You can mute with your right hand on the guitar (using the heel of the palm), but this produces a different effect than left-hand muting. In right-hand muting, you still hear the sound of the fretted string, but in a subdued way. You don’t use right-hand muting to stop the sound completely, as you do in a left-hand mute; you just want to suppress the string from ringing freely.

Like left-hand muting, right-hand muting keeps your tone from experiencing runaway ring-out, but additionally it provides an almost murky, smoldering sound to the notes, which can be quite useful for dramatic effect. You sometimes hear this technique referred to as chugging.

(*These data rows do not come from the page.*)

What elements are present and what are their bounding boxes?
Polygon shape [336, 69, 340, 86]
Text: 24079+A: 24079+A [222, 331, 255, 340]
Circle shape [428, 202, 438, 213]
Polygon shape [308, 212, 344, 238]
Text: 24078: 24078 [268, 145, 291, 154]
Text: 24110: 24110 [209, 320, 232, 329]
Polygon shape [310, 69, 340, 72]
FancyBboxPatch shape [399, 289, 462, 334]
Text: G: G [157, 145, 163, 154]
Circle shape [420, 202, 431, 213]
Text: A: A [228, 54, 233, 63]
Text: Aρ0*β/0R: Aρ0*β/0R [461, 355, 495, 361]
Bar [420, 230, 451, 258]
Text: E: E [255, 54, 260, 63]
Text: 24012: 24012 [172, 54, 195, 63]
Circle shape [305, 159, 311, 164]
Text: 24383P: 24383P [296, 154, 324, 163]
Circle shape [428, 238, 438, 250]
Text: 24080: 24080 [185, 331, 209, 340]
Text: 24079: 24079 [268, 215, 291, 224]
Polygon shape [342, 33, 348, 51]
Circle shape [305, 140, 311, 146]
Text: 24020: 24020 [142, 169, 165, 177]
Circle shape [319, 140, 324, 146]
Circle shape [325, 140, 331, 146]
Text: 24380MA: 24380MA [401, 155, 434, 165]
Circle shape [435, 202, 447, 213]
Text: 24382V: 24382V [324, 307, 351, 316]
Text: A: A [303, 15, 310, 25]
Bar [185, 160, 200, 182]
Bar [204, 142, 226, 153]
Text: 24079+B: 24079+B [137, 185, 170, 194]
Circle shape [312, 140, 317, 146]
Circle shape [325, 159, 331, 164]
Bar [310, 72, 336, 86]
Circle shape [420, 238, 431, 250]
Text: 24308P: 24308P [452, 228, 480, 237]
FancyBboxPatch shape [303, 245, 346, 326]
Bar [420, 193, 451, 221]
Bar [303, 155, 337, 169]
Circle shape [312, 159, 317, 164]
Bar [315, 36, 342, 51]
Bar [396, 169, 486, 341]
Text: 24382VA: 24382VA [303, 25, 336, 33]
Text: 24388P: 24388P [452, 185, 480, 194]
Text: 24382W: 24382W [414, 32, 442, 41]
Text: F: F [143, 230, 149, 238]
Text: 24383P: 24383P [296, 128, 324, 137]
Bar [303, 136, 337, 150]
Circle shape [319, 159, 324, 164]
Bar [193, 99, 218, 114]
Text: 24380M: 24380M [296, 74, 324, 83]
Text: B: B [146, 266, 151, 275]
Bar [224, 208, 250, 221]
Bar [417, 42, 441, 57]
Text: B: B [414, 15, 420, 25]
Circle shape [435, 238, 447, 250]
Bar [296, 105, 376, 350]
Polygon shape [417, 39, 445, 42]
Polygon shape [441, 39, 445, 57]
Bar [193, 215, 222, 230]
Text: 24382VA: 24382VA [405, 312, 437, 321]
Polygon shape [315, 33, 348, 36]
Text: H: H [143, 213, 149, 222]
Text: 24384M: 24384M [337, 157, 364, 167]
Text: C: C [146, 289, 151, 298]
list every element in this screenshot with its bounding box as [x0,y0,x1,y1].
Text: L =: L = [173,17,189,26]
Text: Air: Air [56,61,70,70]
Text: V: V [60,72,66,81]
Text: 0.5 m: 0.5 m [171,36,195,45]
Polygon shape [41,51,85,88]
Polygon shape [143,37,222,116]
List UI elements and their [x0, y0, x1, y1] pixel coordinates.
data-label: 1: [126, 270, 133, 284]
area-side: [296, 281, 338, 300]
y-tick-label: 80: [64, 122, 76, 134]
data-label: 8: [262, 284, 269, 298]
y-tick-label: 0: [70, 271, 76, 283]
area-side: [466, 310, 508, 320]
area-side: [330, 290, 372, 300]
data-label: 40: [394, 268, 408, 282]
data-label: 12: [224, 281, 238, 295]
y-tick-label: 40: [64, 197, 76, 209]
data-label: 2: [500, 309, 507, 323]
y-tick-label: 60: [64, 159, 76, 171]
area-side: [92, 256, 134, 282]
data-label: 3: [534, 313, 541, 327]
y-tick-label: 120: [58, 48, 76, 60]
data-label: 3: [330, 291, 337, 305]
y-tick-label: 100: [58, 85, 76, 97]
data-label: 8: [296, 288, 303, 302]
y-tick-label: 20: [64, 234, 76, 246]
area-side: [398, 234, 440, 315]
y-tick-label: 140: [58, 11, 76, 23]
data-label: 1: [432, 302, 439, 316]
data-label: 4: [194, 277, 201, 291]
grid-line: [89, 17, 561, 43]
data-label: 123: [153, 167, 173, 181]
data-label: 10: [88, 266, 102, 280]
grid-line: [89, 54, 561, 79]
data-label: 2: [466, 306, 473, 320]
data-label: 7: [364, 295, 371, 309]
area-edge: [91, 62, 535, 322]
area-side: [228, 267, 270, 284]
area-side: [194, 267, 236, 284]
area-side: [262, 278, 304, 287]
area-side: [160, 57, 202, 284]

You perform a right-hand mute by anchoring the heel of your right hand on the strings just above the bridge. Don’t place your hand too far forward or you’ll completely deaden the strings. Do it just enough so that the strings are dampened (damping is a term which means to externally stop a string from ringing) slightly, but still ring through. Keep it there through the duration of the strum.

If a palm mute (as right-hand muting is known) de-emphasizes a string strike, then its evil twin, the accent, draws attention to a string strike. An accent is easy to execute: Just strike the string or strings harder than usual, and lift your right hand palm from the strings as you do, to allow the strings to ring free.

The result is that the accented strum stands out above all the rest. An accent is indicated with a ` just above or below the note head.

Palm mutes are much easier to perform if only one or two of the strings are struck, due to the restricted movement of the right hand caused by anchoring it to the strings’ surface above the bridge. This is a rhythm figure where you strike only the lowest note of the chord on the palm mutes, and the upper strings on the accents.

Strike only the lowest note of the chord when a P.M. (palm mute) appears. Play this progression using all downstrokes to add intensity.


The interplay between the palm-muted notes and the accented chords creates a sound that makes it seem like two instruments playing.